When a will is drafted the person making the will expects the will to state their final wishes in a clear manner regarding how their assets should be distributed on their death.
However, if there are errors in the will making the intentions are unclear or even ambiguous – can the will be altered to correct these?
Historically, where there are errors in a will, the courts have had the power to amend the wills to rectify the errors (known as rectification). However, only in very limited circumstances, will the court rectify a will. These circumstances are detailed in Section 20 of the Administration of Justice Act 1982 which states:
“If a court is satisfied that a will is so expressed that it fails to carry out the testator’s intentions, in consequence –
(a) of a clerical error; or
(b) of a failure to understand his instructions,
it may order that the will shall be rectified as to carry out his intentions.”
The Act did not however give guidance on the interpretation of the word ‘clerical error’ and since the introduction of this statutory provision there have been attempts in number of cases to provide such a definition by the courts.
Two recent cases, which are detailed have given guidance on the issue of rectification and “common sense” seems to have prevailed.
Case Study - Marley v Rawlings 
This case concerned a married couple Mr and Mrs Rawlings whom due to an error on the part of their solicitor executed the will that had been prepared for the other.

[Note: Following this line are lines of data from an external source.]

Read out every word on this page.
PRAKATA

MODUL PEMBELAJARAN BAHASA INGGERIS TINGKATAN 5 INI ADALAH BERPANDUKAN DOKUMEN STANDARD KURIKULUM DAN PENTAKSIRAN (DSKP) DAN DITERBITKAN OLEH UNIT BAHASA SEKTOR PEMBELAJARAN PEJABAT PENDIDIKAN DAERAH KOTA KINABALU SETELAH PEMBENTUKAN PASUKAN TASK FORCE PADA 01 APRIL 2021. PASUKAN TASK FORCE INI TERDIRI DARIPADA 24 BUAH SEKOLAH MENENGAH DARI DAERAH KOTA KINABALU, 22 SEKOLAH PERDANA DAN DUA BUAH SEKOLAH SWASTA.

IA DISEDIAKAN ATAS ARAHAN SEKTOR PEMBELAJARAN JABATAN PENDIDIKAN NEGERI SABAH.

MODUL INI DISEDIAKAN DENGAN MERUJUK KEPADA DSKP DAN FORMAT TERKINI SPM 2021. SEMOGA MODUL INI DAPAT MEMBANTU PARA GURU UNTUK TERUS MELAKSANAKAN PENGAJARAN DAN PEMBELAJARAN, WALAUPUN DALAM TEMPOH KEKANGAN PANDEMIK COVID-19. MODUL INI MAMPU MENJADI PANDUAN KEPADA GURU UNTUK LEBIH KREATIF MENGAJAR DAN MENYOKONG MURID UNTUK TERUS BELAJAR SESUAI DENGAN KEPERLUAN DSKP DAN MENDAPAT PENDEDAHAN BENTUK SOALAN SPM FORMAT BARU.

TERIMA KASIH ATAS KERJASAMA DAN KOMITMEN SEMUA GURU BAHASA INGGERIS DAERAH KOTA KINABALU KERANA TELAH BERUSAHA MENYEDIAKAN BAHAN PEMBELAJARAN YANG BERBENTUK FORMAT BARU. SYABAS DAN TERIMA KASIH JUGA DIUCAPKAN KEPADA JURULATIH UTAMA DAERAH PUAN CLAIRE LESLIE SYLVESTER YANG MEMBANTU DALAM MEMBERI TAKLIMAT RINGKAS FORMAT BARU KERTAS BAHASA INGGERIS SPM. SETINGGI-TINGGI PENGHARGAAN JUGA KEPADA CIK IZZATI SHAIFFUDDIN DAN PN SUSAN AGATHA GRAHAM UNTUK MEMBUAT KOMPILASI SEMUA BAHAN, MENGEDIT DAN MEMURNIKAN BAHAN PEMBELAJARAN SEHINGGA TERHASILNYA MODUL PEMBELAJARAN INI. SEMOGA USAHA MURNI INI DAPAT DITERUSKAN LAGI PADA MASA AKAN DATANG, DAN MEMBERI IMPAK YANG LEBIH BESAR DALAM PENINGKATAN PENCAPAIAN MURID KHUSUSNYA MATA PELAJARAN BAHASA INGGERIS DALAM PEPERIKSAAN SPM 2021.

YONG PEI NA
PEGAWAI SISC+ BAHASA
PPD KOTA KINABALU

Each spouse was given by mistake the other’s draft will to sign, therefore Mr Rawlings signed the will meant for Mrs Rawlings and Mrs Rawlings signed the will meant for her husband, their solicitor and his secretary attesting the signatures on both the documents without noticing the error.
The wills which were on identical terms, commonly known as a mirror will, the only difference being the identity of the maker. The wills left everything to a Mr Marley whom the couple had treated like a son although he was not related to the couple. It was only in 2006 when Mr Rawlings passed away that the error was discovered.
Mr and Mrs Rawlings’ two sons contested the will and challenged the validity of Mr Rawlings’ will, if the will was considered to be invalid by the court, Mr Rawlings would have died intestate and therefore the sons would have been entitled to £70,000. Mr Marley began court proceedings based on the case that Mr Rawlings’ will should be rectified so it recorded what he had intended. The case proceeded to the Supreme Court, overruling the decision by the Court of Appeal. Mr Rawlings will was found to be valid and ‘Clerical error’ was stated to include errors involving office work of a relatively routine nature such as preparing, filing, sending and organising the execution of a document.
The Judge also noted that when the courts are faced with the task of interpretation or construction of a contract, the court will try to find the intention of the party or parties by interpreting the words used in their documentary, factual and commercial context, and that the same approach should also apply to interpreting wills.
Case Study - Brooke v Purton and Others 
This is the first case to be decided since Marley v Rawlings and concerns a Testator, Mr Huntley whom wanted to divide up his substantial estate which was worth approximately £7m on his death equally between his five children and his cohabitee. Due to his concerns of the ability of two of his minor children to manage a large inheritance, he on the advice of his solicitor agreed to arrange a discretionary trust which was to include his business assets – the principal component of his estate, with the other, less valuable assets making up the residue.
Due to an error by his solicitor, there was nothing to enter the trust as the net chargeable value of the estate after deduction of reliefs was £1.5 m and everything would pass under the absolute gift of residue, against the specific wishes of the Testator.
David Donaldson QC, sitting as a Deputy High Court judge stated that it was clear that the literal reading of the will could not plausibly represent the intentions of Mr Huntley, and that “it is clear that something had gone seriously wrong and how”.
He went on to state that the Testator’s will should be simply interpreted to give effect to their intentions and to achieve this, a Clause in the will was to be construed as being omitted. In doing so David Donaldson stated that it was not necessary to consider rectification, which he said he would have used if necessary to come to the same conclusion.
Interpret or rectify?
So in the light of Marley v Rawlings, are the courts to interpret or rectify a will – does it matter? Lord Neuberger stated that however it is by no means simply an academic issue of categorisation which particular approach is used.
If the approach is that of interpretation, then the document in question has, and has always had, the meaning and effect as determined by the court. If however the approach is one of rectification, “then the document, as rectified, has a different meaning from that which it appears to have on its face, and the court would have jurisdiction to refuse rectification or to grant it on terms.”
It also has to be noted that Administration of Justice Act 1982, s 20(2) states that no application for rectification under subsection 20 (1) can be made more than six months after the grant of probate.
However, what is apparent is the fact that the courts are adopting a common sense and commercial approach to interpretation of wills, wishing to uphold the Testator’s last intentions.